In modern times, riding the circuit looks a little different, but it still gives the same flair as the past. 

The cases most likely looked different to most people in attendance. In contrast to trial courts where juries are chosen and evidence is shown, a court of appeal is only the attorney and a panel of judges. 

Courts of Appeal only look at possible mistakes in law that took place in trial courts. For example, one of the cases argued on Tuesday raised the question on whether or not a certain witness’s testimony should be factored into the final decision of the case. 

The Appeals Court can decide to overturn decisions of the trial courts or maintain the original verdict. After the Appeals Court makes its decisions, cases only have one other option—the Supreme Court of the U.S. 

If the Supreme Court denies to hear a case, the decision made by the Court of Appeals is final. 

Watching the Second Circuit Court of Appeal was a great opportunity for students at ULM. The Second Circuit services 20 parishes in North Louisiana. 

Shelby Moore, a sophomore psychology major was happy to be able to see such an important part of the judicial system in action.    

“Seeing the arguments was a great opportunity to learn more about the court system and exercise my right to sit in on these cases,” Moore said.

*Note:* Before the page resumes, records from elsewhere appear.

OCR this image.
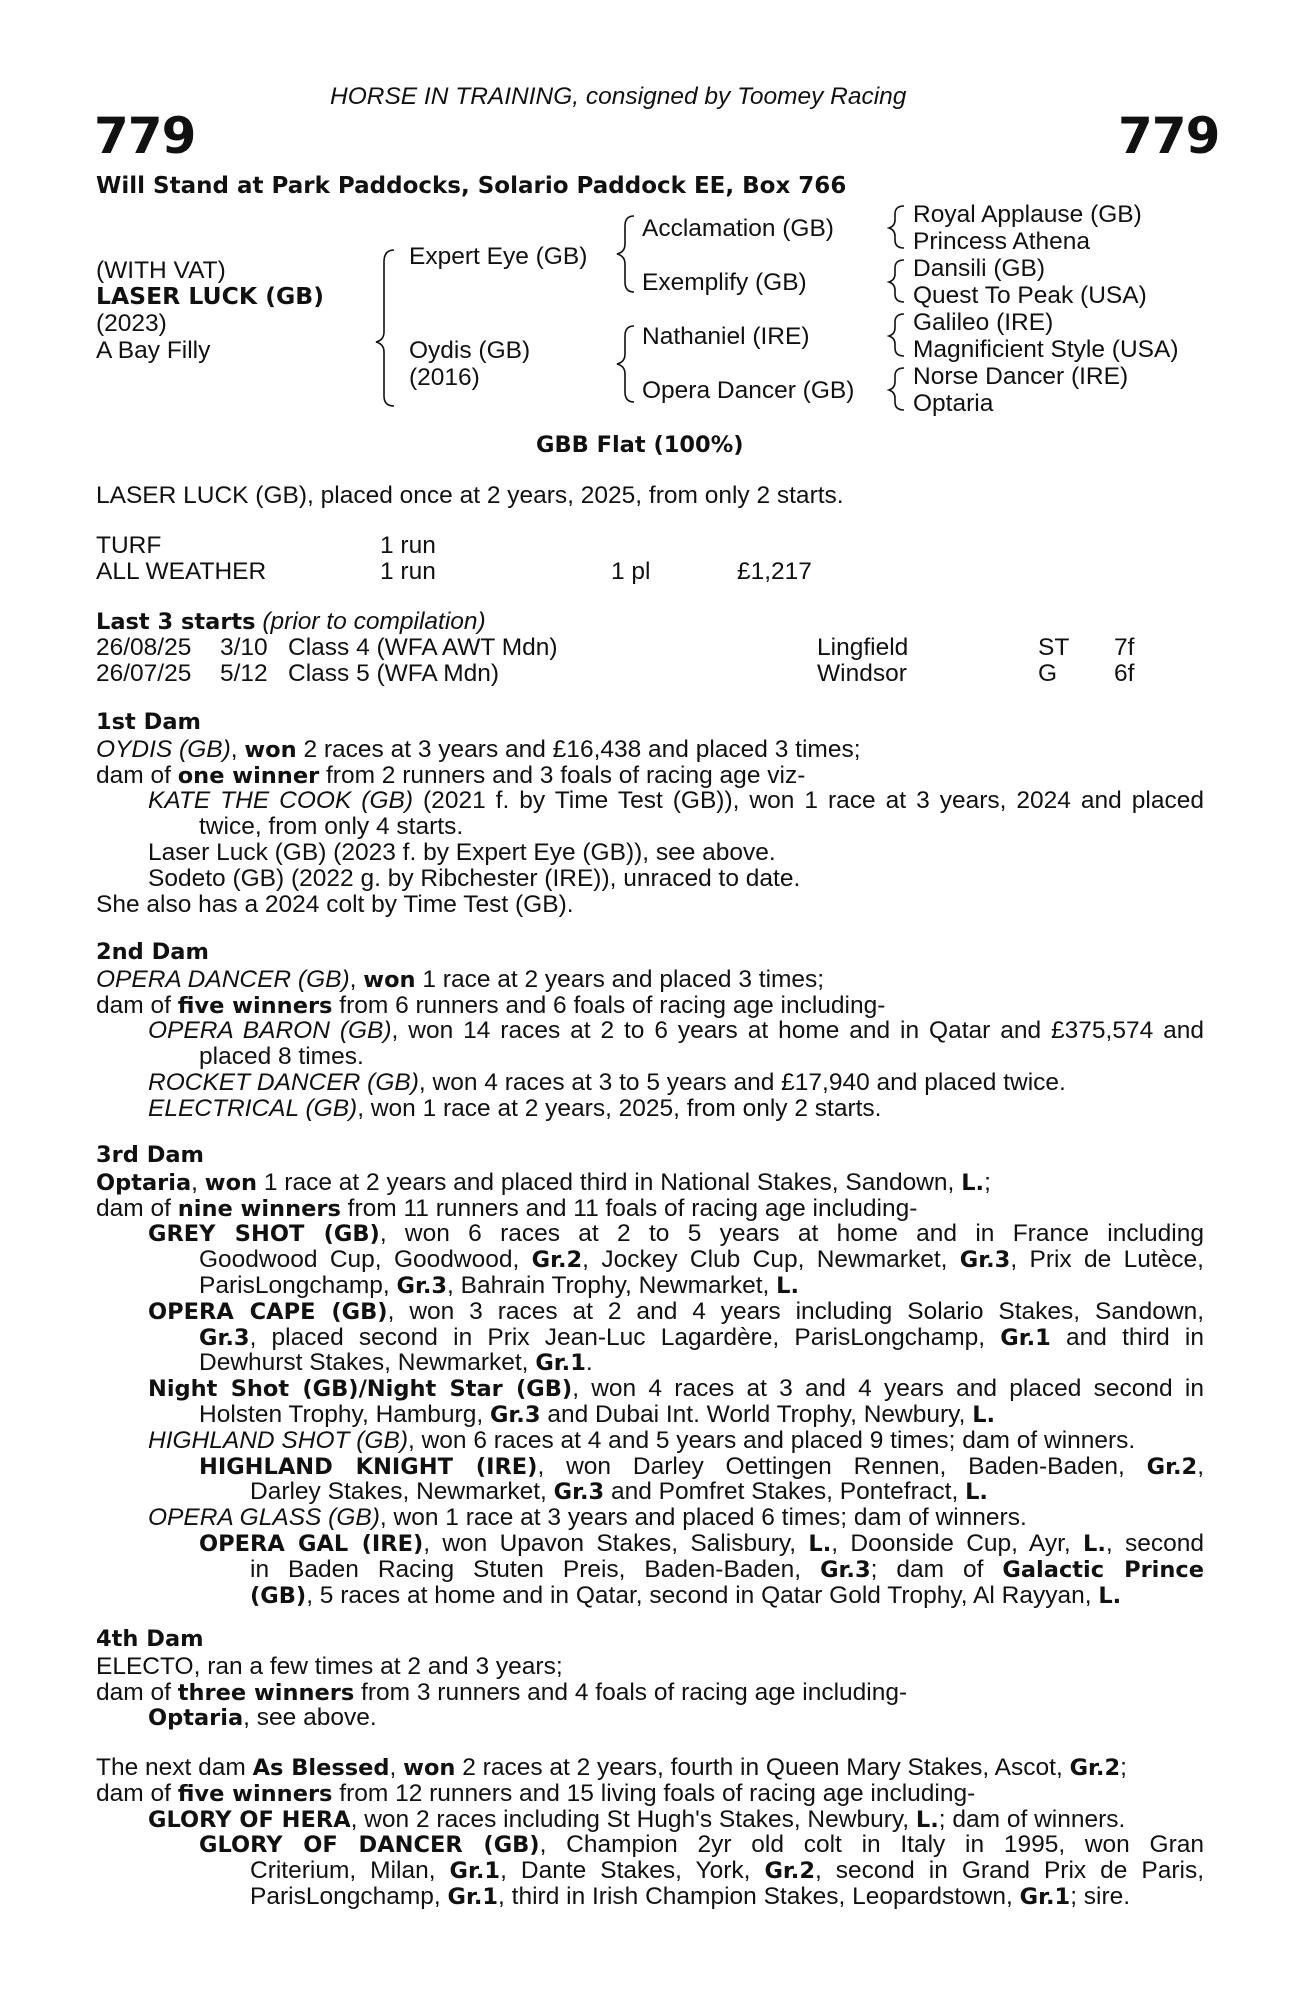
HORSE IN TRAINING, consigned by Toomey Racing
779	779
Will Stand at Park Paddocks, Solario Paddock EE, Box 766
(WITH VAT)
LASER LUCK (GB)
(2023)
A Bay Filly
Expert Eye (GB)
Oydis (GB)
(2016)
Acclamation (GB)
Exemplify (GB)
Nathaniel (IRE)
Opera Dancer (GB)
Royal Applause (GB)
Princess Athena
Dansili (GB)
Quest To Peak (USA)
Galileo (IRE)
Magnificient Style (USA)
Norse Dancer (IRE)
Optaria
GBB Flat (100%)
LASER LUCK (GB), placed once at 2 years, 2025, from only 2 starts.
TURF	1 run
ALL WEATHER	1 run	1 pl	£1,217
Last 3 starts (prior to compilation)
26/08/25 3/10 Class 4 (WFA AWT Mdn)	Lingfield	ST 7f
26/07/25 5/12 Class 5 (WFA Mdn)	Windsor	G 6f
1st Dam
OYDIS (GB), won 2 races at 3 years and £16,438 and placed 3 times;
dam of one winner from 2 runners and 3 foals of racing age viz-
KATE THE COOK (GB) (2021 f. by Time Test (GB)), won 1 race at 3 years, 2024 and placed
twice, from only 4 starts.
Laser Luck (GB) (2023 f. by Expert Eye (GB)), see above.
Sodeto (GB) (2022 g. by Ribchester (IRE)), unraced to date.
She also has a 2024 colt by Time Test (GB).
2nd Dam
OPERA DANCER (GB), won 1 race at 2 years and placed 3 times;
dam of five winners from 6 runners and 6 foals of racing age including-
OPERA BARON (GB), won 14 races at 2 to 6 years at home and in Qatar and £375,574 and
placed 8 times.
ROCKET DANCER (GB), won 4 races at 3 to 5 years and £17,940 and placed twice.
ELECTRICAL (GB), won 1 race at 2 years, 2025, from only 2 starts.
3rd Dam
Optaria, won 1 race at 2 years and placed third in National Stakes, Sandown, L.;
dam of nine winners from 11 runners and 11 foals of racing age including-
GREY SHOT (GB), won 6 races at 2 to 5 years at home and in France including
Goodwood Cup, Goodwood, Gr.2, Jockey Club Cup, Newmarket, Gr.3, Prix de Lutèce,
ParisLongchamp, Gr.3, Bahrain Trophy, Newmarket, L.
OPERA CAPE (GB), won 3 races at 2 and 4 years including Solario Stakes, Sandown,
Gr.3, placed second in Prix Jean-Luc Lagardère, ParisLongchamp, Gr.1 and third in
Dewhurst Stakes, Newmarket, Gr.1.
Night Shot (GB)/Night Star (GB), won 4 races at 3 and 4 years and placed second in
Holsten Trophy, Hamburg, Gr.3 and Dubai Int. World Trophy, Newbury, L.
HIGHLAND SHOT (GB), won 6 races at 4 and 5 years and placed 9 times; dam of winners.
HIGHLAND KNIGHT (IRE), won Darley Oettingen Rennen, Baden-Baden, Gr.2,
Darley Stakes, Newmarket, Gr.3 and Pomfret Stakes, Pontefract, L.
OPERA GLASS (GB), won 1 race at 3 years and placed 6 times; dam of winners.
OPERA GAL (IRE), won Upavon Stakes, Salisbury, L., Doonside Cup, Ayr, L., second
in Baden Racing Stuten Preis, Baden-Baden, Gr.3; dam of Galactic Prince
(GB), 5 races at home and in Qatar, second in Qatar Gold Trophy, Al Rayyan, L.
4th Dam
ELECTO, ran a few times at 2 and 3 years;
dam of three winners from 3 runners and 4 foals of racing age including-
Optaria, see above.
The next dam As Blessed, won 2 races at 2 years, fourth in Queen Mary Stakes, Ascot, Gr.2;
dam of five winners from 12 runners and 15 living foals of racing age including-
GLORY OF HERA, won 2 races including St Hugh's Stakes, Newbury, L.; dam of winners.
GLORY OF DANCER (GB), Champion 2yr old colt in Italy in 1995, won Gran
Criterium, Milan, Gr.1, Dante Stakes, York, Gr.2, second in Grand Prix de Paris,
ParisLongchamp, Gr.1, third in Irish Champion Stakes, Leopardstown, Gr.1; sire.
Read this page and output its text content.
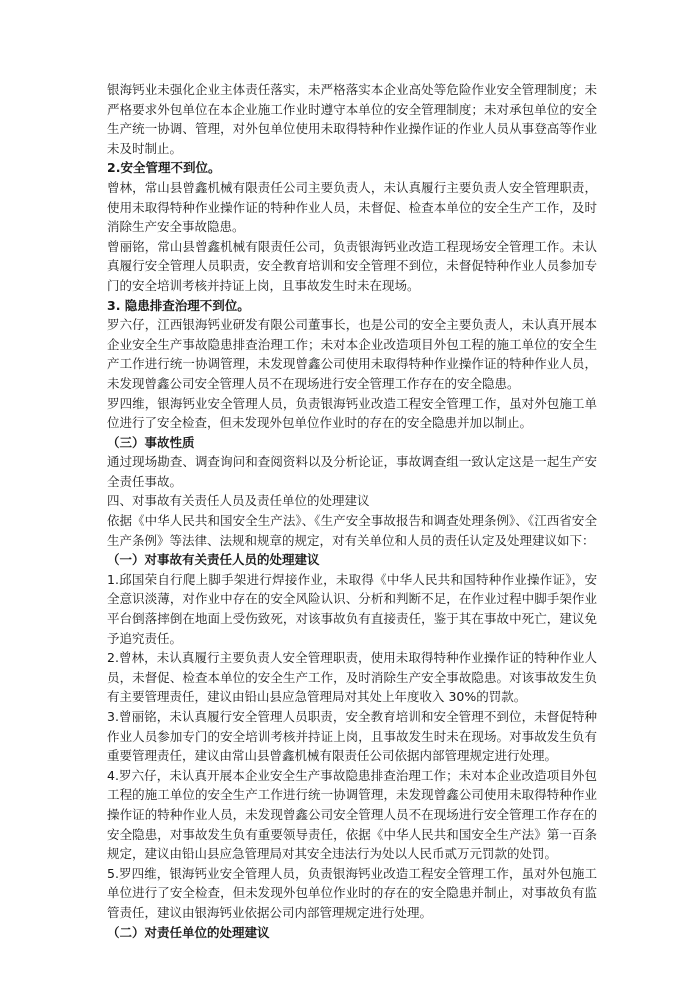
银海钙业未强化企业主体责任落实，未严格落实本企业高处等危险作业安全管理制度；未严格要求外包单位在本企业施工作业时遵守本单位的安全管理制度；未对承包单位的安全生产统一协调、管理，对外包单位使用未取得特种作业操作证的作业人员从事登高等作业未及时制止。

2.安全管理不到位。

曾林，常山县曾鑫机械有限责任公司主要负责人，未认真履行主要负责人安全管理职责，使用未取得特种作业操作证的特种作业人员，未督促、检查本单位的安全生产工作，及时消除生产安全事故隐患。

曾丽铭，常山县曾鑫机械有限责任公司，负责银海钙业改造工程现场安全管理工作。未认真履行安全管理人员职责，安全教育培训和安全管理不到位，未督促特种作业人员参加专门的安全培训考核并持证上岗，且事故发生时未在现场。

3. 隐患排查治理不到位。

罗六仔，江西银海钙业研发有限公司董事长，也是公司的安全主要负责人，未认真开展本企业安全生产事故隐患排查治理工作；未对本企业改造项目外包工程的施工单位的安全生产工作进行统一协调管理，未发现曾鑫公司使用未取得特种作业操作证的特种作业人员，未发现曾鑫公司安全管理人员不在现场进行安全管理工作存在的安全隐患。

罗四维，银海钙业安全管理人员，负责银海钙业改造工程安全管理工作，虽对外包施工单位进行了安全检查，但未发现外包单位作业时的存在的安全隐患并加以制止。

（三）事故性质

通过现场勘查、调查询问和查阅资料以及分析论证，事故调查组一致认定这是一起生产安全责任事故。

四、对事故有关责任人员及责任单位的处理建议

依据《中华人民共和国安全生产法》、《生产安全事故报告和调查处理条例》、《江西省安全生产条例》等法律、法规和规章的规定，对有关单位和人员的责任认定及处理建议如下：

（一）对事故有关责任人员的处理建议

1.邱国荣自行爬上脚手架进行焊接作业，未取得《中华人民共和国特种作业操作证》，安全意识淡薄，对作业中存在的安全风险认识、分析和判断不足，在作业过程中脚手架作业平台倒落摔倒在地面上受伤致死，对该事故负有直接责任，鉴于其在事故中死亡，建议免予追究责任。

2.曾林，未认真履行主要负责人安全管理职责，使用未取得特种作业操作证的特种作业人员，未督促、检查本单位的安全生产工作，及时消除生产安全事故隐患。对该事故发生负有主要管理责任，建议由铅山县应急管理局对其处上年度收入 30%的罚款。

3.曾丽铭，未认真履行安全管理人员职责，安全教育培训和安全管理不到位，未督促特种作业人员参加专门的安全培训考核并持证上岗，且事故发生时未在现场。对事故发生负有重要管理责任，建议由常山县曾鑫机械有限责任公司依据内部管理规定进行处理。

4.罗六仔，未认真开展本企业安全生产事故隐患排查治理工作；未对本企业改造项目外包工程的施工单位的安全生产工作进行统一协调管理，未发现曾鑫公司使用未取得特种作业操作证的特种作业人员，未发现曾鑫公司安全管理人员不在现场进行安全管理工作存在的安全隐患，对事故发生负有重要领导责任，依据《中华人民共和国安全生产法》第一百条规定，建议由铅山县应急管理局对其安全违法行为处以人民币贰万元罚款的处罚。

5.罗四维，银海钙业安全管理人员，负责银海钙业改造工程安全管理工作，虽对外包施工单位进行了安全检查，但未发现外包单位作业时的存在的安全隐患并制止，对事故负有监管责任，建议由银海钙业依据公司内部管理规定进行处理。

（二）对责任单位的处理建议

Judge Stephens encouraged those who could not make it this time to attend another session to learn more about the judicial process. He suggested for students and community members to sit on jury trials and see what the system is doing.

The judges of the Second Circuit hope to continue their “Riding the Circuit” campaign for years to continue with plans to visit Grambling in the Spring and Louisiana Tech next fall.